Thursday, April 12, 2018

In Pennsylvania, It’s Open Season on Undocumented Immigrants


ICE’s Philadelphia office is fanning out into communities across its three-state region and making more “at-large” arrests of immigrants without criminal convictions than anywhere else in America.

by Deborah Sontag and Dale Russakoff

This story was co-published with the Philadelphia Inquirer.

QUAKERTOWN, PA — From the time they first flirted at a party, Anne and Ludvin Franco were inseparable. It did not matter that Anne, a waitress, was Pennsylvania Dutch going back generations, while Ludvin, a cook, had grown up in the scrublands of eastern Guatemala.

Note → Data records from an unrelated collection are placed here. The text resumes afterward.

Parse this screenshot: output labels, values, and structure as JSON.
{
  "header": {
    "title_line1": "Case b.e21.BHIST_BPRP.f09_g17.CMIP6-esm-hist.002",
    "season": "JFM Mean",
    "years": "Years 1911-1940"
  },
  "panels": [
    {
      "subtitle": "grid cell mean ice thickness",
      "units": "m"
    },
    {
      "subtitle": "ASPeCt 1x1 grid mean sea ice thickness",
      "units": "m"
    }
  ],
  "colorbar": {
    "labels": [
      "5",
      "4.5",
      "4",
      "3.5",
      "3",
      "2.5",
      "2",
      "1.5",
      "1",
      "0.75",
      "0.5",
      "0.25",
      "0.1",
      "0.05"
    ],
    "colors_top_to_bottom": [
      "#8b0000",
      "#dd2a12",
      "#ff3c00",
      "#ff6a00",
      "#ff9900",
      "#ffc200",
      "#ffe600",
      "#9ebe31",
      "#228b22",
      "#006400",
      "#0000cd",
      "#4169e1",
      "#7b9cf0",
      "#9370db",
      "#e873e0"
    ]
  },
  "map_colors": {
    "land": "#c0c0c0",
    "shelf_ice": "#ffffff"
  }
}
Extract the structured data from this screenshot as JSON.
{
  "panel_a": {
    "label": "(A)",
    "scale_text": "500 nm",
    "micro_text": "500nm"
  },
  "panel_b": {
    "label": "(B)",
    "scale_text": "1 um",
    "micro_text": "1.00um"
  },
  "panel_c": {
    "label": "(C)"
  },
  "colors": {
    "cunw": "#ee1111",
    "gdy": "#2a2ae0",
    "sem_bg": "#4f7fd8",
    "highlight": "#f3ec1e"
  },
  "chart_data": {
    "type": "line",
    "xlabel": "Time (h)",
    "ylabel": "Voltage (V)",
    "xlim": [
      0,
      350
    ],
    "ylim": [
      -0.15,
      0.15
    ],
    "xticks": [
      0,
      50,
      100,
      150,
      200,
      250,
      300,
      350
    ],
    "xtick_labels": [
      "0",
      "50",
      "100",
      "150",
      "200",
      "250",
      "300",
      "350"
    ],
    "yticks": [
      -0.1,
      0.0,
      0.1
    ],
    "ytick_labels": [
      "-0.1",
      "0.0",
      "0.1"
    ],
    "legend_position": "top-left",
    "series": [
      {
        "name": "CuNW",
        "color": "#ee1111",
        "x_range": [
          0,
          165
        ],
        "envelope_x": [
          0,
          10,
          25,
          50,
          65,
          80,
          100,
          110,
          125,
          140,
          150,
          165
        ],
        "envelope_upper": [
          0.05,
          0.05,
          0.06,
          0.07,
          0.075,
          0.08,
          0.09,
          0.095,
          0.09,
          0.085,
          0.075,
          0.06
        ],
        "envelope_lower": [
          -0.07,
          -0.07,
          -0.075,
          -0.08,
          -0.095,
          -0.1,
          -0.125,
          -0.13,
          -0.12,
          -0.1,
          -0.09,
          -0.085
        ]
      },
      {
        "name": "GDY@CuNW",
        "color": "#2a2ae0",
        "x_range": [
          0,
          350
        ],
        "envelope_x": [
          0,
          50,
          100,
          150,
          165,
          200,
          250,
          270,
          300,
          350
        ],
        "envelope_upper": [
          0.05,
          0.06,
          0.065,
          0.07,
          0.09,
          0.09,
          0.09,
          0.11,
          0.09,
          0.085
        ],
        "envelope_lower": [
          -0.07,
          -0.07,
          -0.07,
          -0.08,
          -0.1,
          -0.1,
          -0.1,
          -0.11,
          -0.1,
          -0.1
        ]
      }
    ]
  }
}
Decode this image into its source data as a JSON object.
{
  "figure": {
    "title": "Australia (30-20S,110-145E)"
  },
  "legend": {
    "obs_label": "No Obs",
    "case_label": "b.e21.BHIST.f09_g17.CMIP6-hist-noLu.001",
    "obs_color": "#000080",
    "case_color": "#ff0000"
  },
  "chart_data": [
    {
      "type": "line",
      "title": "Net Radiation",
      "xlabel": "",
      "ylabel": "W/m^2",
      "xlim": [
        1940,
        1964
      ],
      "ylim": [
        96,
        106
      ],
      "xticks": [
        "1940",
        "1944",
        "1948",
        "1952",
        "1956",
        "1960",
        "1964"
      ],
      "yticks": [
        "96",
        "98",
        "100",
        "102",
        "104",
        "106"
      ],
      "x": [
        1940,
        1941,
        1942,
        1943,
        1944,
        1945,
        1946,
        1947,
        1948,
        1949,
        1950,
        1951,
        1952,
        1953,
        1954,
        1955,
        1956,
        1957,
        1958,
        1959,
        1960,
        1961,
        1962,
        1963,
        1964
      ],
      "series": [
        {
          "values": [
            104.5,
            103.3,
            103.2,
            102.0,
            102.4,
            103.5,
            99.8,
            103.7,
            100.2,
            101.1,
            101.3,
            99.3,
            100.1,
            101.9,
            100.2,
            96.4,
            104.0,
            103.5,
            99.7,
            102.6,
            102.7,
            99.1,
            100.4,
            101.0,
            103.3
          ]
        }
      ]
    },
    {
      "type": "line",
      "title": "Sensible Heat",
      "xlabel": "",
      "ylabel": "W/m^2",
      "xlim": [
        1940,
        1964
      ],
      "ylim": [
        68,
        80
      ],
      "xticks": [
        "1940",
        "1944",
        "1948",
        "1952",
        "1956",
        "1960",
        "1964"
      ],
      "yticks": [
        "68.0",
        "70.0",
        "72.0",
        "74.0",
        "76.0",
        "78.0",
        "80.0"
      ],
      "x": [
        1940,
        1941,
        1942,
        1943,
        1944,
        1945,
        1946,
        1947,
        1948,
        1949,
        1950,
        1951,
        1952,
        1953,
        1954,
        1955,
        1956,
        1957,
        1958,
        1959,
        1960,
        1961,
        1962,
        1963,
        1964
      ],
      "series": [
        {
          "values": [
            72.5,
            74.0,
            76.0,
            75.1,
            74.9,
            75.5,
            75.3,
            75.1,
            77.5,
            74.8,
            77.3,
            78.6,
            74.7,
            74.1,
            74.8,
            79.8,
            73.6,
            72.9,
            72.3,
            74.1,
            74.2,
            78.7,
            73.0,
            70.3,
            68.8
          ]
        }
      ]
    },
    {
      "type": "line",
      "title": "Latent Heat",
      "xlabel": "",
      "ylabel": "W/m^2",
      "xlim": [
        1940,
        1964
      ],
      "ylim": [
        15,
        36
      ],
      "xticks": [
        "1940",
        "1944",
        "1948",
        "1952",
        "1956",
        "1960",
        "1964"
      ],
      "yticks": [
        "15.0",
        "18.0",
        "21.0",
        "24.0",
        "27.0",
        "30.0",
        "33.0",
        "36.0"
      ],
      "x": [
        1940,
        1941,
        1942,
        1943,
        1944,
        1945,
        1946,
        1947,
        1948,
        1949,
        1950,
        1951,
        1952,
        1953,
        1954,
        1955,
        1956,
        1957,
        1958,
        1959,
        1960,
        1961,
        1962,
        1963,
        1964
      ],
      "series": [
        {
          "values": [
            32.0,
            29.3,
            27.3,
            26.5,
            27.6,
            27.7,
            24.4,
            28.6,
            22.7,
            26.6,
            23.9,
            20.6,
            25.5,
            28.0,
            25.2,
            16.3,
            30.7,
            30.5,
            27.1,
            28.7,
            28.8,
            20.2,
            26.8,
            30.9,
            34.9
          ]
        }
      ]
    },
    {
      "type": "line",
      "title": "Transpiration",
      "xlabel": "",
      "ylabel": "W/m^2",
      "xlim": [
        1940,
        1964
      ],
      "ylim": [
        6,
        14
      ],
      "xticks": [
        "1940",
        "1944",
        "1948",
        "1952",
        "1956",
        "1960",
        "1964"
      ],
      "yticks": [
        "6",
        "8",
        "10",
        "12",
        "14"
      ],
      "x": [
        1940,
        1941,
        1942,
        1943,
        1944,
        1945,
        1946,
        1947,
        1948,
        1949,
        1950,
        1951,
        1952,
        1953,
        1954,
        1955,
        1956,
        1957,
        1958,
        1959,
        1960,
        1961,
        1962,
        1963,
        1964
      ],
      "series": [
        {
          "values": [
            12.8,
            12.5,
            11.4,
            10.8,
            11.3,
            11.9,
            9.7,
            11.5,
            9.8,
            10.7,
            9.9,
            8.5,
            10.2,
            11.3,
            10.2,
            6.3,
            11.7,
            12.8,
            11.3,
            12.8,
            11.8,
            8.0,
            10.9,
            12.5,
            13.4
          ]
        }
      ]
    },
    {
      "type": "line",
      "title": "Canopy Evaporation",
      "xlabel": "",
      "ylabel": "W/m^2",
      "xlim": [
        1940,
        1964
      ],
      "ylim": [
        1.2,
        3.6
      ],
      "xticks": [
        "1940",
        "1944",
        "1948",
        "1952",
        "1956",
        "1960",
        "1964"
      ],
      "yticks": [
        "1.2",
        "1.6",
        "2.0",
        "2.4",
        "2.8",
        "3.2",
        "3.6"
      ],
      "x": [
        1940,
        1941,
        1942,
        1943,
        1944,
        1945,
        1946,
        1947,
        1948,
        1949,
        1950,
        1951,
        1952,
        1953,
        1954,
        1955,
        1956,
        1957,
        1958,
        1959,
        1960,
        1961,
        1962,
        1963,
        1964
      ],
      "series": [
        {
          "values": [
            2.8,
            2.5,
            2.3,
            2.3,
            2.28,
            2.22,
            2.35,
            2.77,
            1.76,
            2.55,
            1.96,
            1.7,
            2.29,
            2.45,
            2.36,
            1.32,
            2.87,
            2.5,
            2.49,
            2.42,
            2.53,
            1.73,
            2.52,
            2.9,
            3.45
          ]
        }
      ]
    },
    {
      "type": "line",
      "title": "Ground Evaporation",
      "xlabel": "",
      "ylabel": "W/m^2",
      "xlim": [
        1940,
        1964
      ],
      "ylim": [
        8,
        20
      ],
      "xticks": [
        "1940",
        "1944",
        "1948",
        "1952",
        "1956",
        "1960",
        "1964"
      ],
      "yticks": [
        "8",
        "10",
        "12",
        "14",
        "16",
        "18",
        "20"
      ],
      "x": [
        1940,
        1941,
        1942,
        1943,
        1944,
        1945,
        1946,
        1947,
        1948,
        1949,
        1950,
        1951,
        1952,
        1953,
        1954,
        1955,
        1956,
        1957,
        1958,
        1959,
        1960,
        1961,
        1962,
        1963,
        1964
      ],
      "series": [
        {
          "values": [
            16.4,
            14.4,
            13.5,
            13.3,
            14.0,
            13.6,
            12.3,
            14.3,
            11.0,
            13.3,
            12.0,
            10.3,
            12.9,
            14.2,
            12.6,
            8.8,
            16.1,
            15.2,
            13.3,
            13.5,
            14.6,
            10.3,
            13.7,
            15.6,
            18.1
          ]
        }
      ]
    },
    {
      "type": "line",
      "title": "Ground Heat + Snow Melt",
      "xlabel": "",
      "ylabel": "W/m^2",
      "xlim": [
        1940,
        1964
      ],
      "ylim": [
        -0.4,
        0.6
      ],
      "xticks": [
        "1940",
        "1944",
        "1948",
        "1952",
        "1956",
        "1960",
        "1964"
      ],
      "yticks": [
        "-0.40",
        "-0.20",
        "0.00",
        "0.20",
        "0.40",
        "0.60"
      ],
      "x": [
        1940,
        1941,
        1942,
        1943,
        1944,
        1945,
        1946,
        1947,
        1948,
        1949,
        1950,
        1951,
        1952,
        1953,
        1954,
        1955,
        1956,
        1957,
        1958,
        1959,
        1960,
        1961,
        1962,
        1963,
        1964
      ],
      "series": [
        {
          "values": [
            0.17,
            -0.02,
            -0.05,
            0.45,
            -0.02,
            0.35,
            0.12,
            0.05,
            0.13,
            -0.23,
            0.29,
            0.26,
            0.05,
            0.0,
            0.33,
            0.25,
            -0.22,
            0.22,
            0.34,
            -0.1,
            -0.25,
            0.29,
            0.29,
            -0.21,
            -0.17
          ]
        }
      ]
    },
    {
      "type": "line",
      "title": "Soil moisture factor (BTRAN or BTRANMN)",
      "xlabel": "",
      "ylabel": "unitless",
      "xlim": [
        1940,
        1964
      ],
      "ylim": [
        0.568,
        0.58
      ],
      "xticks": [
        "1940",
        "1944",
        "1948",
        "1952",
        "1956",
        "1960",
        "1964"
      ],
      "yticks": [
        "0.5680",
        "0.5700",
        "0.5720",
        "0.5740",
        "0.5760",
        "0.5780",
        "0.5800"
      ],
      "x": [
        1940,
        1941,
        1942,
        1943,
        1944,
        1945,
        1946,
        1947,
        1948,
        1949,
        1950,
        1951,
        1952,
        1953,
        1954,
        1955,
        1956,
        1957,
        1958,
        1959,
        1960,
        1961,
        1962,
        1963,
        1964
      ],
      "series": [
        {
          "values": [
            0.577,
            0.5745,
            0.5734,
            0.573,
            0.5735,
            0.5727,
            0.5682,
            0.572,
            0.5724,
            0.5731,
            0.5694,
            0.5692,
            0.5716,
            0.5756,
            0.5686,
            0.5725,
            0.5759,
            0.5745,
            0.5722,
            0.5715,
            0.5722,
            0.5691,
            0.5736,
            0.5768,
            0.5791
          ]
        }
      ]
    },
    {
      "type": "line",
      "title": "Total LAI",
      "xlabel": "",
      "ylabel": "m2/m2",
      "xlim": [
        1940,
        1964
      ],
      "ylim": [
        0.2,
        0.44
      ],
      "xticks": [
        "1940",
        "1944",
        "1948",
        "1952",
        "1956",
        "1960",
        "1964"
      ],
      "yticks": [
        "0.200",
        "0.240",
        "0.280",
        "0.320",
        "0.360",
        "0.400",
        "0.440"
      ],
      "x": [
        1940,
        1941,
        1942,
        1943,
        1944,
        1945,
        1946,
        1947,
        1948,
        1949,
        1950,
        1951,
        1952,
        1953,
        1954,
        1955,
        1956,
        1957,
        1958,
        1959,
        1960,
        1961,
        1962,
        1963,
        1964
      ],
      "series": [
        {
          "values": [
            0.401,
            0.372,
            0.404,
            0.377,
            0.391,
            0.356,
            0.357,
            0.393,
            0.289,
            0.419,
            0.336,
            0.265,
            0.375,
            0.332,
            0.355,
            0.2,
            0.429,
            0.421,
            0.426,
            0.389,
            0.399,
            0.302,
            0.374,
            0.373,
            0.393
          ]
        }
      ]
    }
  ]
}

It also did not matter to Anne or her open-armed family that Lulu, as they called him, was undocumented. At their wedding in 2013, the Americans and the Guatemalans danced the night away with Latin DJs imported from Queens.

On lawyers’ advice, the Francos waited to start legalizing his status through their marriage until late 2016, after he had lived a productive, crime-free decade in the United States. They never anticipated that President Trump’s promised immigration crackdown would be so swift, and so ruthless in their region.

By last spring, when Pennsylvania roads were starting to feel like a dragnet for immigrants without papers, Ludvin Franco had mostly stopped getting behind the wheel of a car. Often he relied on his wife to drive him, their twin toddlers buckled into the backseat. But the night his soccer team faced a rival in the semifinals of an indoor league, his wife was in the queasy first trimester of a second pregnancy. He headed out alone.

As Franco drove north on Route 309, a Hyundai pulled out of Bubba’s Pot Belly Stove Restaurant and crossed into his lane. He swerved to avoid hitting it, he later said, but failed. Nobody was injured. Franco got a couple of tickets.

A few weeks later, as Franco was leaving for work at dawn, lights flashed. Men in police vests approached: federal agents from the ICE section that normally pursues violent criminals. They knew about the crash.

“Oh, God,” Franco thought. “I’m done.”